Failing to Deliver Ohio’s Energy Future

First Energy continues to ask for exemptions while making excuses.  The exemption is for a 2008 law requiring some energy produced in Ohio come from renewable sources.  Utilities can buy S-RECS (Solar Renewable Energy  Credits) from third party producers.  It’s a free market means to meet what the law has required.


Ellen Raines, a spokeswoman for First Energy states, “We worked hard to purchase every credit that was offered to us, but there were simply not enough available for us to meet our goal - We really don’t have expertise as an operator of renewable resources.


Really?


First Energy is supposed to have the expertise to produce and deliver electricity - as they have done with coal and nuclear reactors.  And yet - they don’t have the expertise to produce solar electricity.


American Electric Power, another Ohio utility,  contracted its solar requirement from a developer who built Ohio’s largest solar array in Wyandot County.  But apparently, First Energy does not have ‘the expertise’ to contract it’s solar requirement.


Really!


Al Campoon, of Toledo, drives the point home:
“The FE (First Energy) response is nonsensical...
Toledo Museum of Art has a 100 kW system, and First Solar has a 2.4 MW system.
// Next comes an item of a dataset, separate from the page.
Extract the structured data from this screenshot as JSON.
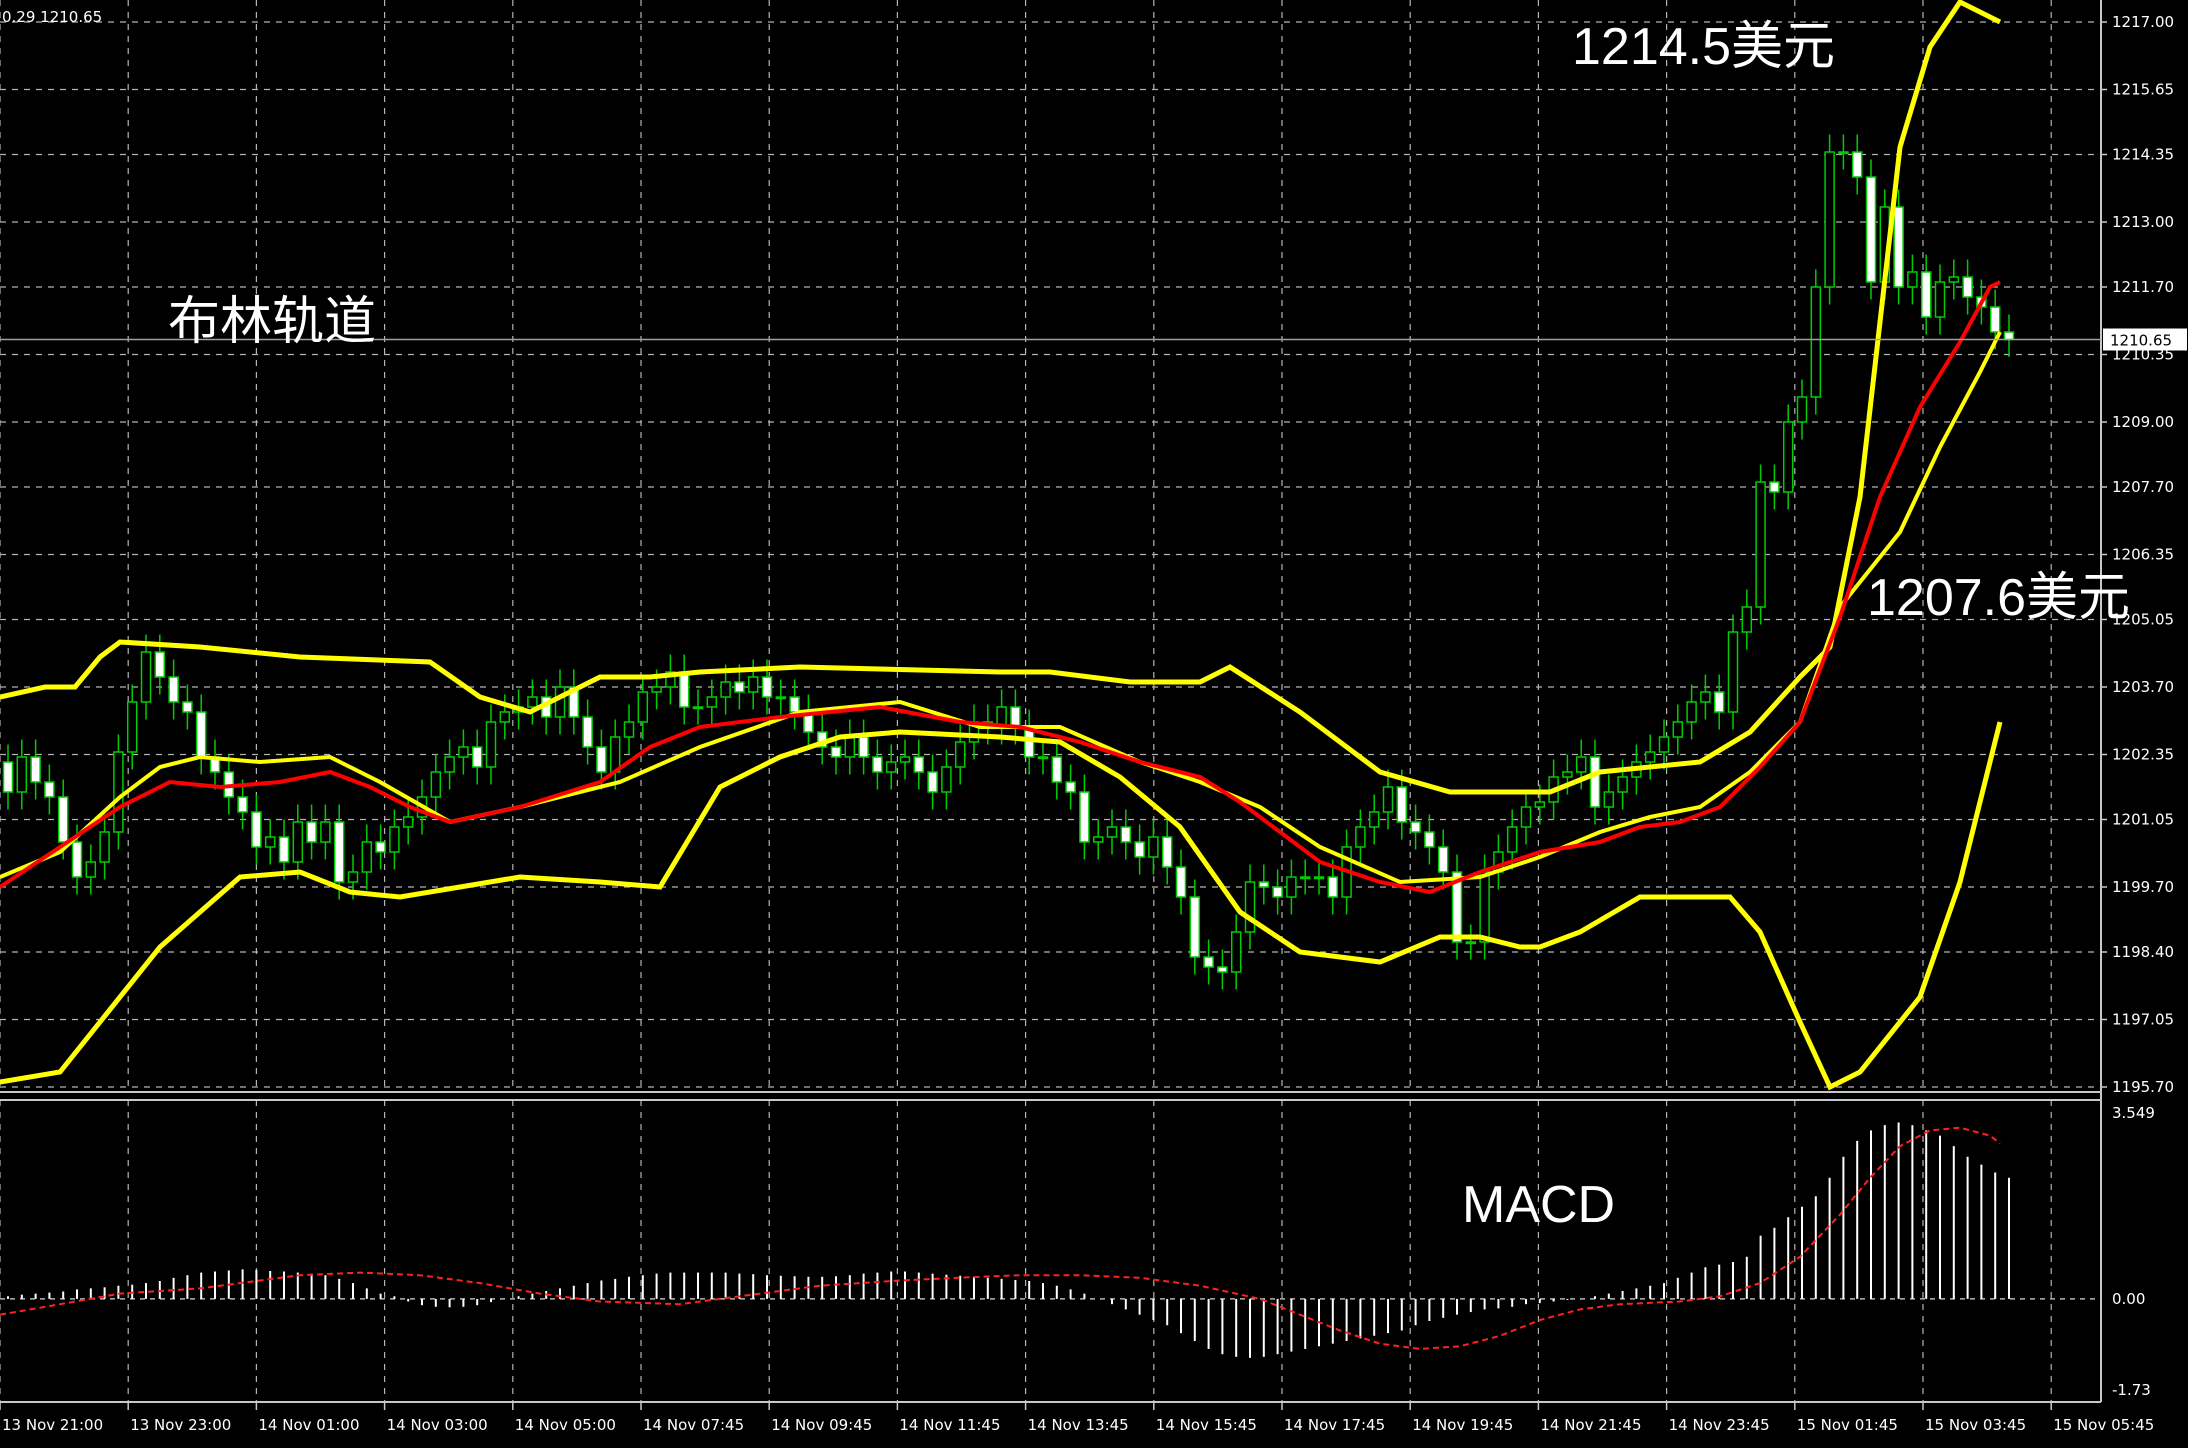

In FE's appeal to PUCO they claim to have purchased only 112 SRECs. My home and Sylvania UCC church sold 31 SRECs to FE, more than a quarter of their total. The big systems I listed should have produced almost all FE needed....”


First Energy has recently posted a Request for Proposal to meet last years SREC requirement. First Energy is doing a fine job of breaking the law to kill off a decentralized solar power market in Ohio.  


It’s this kind of nonsense which lead us to develop SolerPlex.  It can produce from 1 to 3 Kilowatts of electricity per day and receives a 30% federal tax credit  for a homeowner.


Don’t worry, First Energy - we'll meet Ohio's energy future.  Most likely without you. Really.